While speaking of ‘settlements’ in Judea and Samaria, while discussing Jerusalem and the other holy cities in our Land, our leaders can pose simple questions to Obama and Kerry: ‘Would you, in return for a peace accord with Al-Qaeda, give them Boston or Philadelphia?” “Would you grant them total autonomy or sovereignty in a section of Washington D.C.?”
And while discussing Syria’s chemical weapons, and Iran’s nuclear weapons program, “would you allow Canada to decide if and when the United States should attack and destroy North Korea’s nuclear weapons’ facilities?

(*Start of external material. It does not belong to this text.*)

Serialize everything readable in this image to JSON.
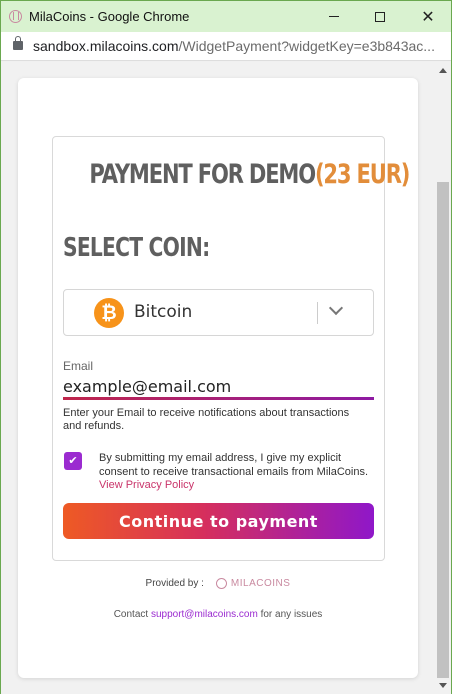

Rafael Medoff, in an op-ed piece titled, Obama, FDR and Zionism in today’s Jerusalem Post, basically expresses the bottom line: “By 1942, FDR was so averse to being seen as pro- Zionist that he rejected even a request to permit the Palestine (Jewish) Symphony Orchestra to name one of its theaters the “Roosevelt Amphitheatre… [We] asked the President about refugees, the White Paper, etc. What he proposed to do about these things. [We] made a number of suggestions to him as to what [we] thought he ought to do and the answer to all of these suggestions was ‘No’… David Niles, a close adviser to FDR, once remarked that if Roosevelt had lived (and thus Harry Truman remained vice president), he probably would not have supported the creation of Israel, and as a result the Jewish state might never have been established.”
This was the ‘almighty FDR,’ who, in 1933 said, 'The German authorities are treating the Jews shamefully and the Jews in this country are greatly excited. But this is also not a governmental affair. We can do nothing except for American citizens who happen to be made victims."
And what about the ‘almighty BHO’. How will he be quoted fifty or sixty years from now?
‘I really was very sorry, but there wasn’t anything we could do, it was too late…’
The answer, clearly, is to make sure he understands, in no uncertain terms, Israel is our country, our land. It’s not for sale, none of it, at any price. And we will make sure it stays that way, that it stays safe, at any price. Period.